After the close of the third heat, all of the horses but Luckyette, Provident, and Conchita, heat winners, returned to the barn. These three horses were set to race in a fourth heat to determine the overall winner. However, when the judges called back the three heat winners for a race off, Palin didn't appear. According to Coronet magazine, “After the third race he had turned his wilting horse around and driven off the track. He unwound himself from the sulky and threw his reins to a groom. Then pointing to his exhausted horse, he ruefully told the judges, ‘If I can't beat [Neva] in a field of 13 horses, I sure can't beat her in a field of three!'”

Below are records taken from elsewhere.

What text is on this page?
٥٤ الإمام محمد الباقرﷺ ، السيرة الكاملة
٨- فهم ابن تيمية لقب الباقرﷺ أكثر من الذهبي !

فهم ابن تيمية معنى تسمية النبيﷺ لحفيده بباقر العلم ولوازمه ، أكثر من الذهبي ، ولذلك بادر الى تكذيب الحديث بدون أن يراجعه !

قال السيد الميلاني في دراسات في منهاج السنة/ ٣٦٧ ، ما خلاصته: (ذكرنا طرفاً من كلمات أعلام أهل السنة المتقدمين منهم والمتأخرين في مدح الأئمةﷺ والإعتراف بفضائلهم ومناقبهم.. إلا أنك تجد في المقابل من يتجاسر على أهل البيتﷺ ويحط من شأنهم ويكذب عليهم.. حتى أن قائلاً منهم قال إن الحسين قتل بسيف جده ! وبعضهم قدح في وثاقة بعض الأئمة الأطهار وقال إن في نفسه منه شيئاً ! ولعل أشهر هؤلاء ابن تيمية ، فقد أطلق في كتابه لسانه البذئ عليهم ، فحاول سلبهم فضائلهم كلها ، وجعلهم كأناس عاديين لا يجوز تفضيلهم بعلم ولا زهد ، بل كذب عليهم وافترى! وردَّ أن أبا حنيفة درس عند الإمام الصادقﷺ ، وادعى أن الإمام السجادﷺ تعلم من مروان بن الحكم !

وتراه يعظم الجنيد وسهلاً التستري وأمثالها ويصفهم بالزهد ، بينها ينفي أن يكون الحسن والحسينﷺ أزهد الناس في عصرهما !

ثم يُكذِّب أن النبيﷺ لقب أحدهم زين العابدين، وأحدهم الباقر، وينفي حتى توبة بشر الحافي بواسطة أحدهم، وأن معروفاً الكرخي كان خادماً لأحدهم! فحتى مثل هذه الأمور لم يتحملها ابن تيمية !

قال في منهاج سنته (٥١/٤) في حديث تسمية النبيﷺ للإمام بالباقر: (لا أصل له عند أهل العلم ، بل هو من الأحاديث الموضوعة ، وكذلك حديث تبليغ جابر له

Burright and Luckyette won the fourth heat with a time of 2:12. “Mrs. Burright and her fast-trotting gelding Luckyette really featured the afternoon’s program,” the St. Louis Post-Dispatch reported in 1948. "In fact, it has been years since we saw so many hats tossed into the air at a race track, and heard so many feminine screeches of satisfaction as when this pleasant white-haired lady demonstrated her skill and the ability of her honest gelding to such a superb degree.”
==Recognition==
During the late 1940s, harness racing fans began to call Burright "Grandma Burright," a moniker that was perhaps first used when she raced at Roosevelt Raceway in August 1946.
Burright went on to have a successful career at pari-mutuel race tracks and the Harness Racing Museum & Hall of Fame elected her as an "Immortal" in 1994.
==Death==
Burright died on February 10, 1958, at the age of 74. Her husband, Forrest, died two days later.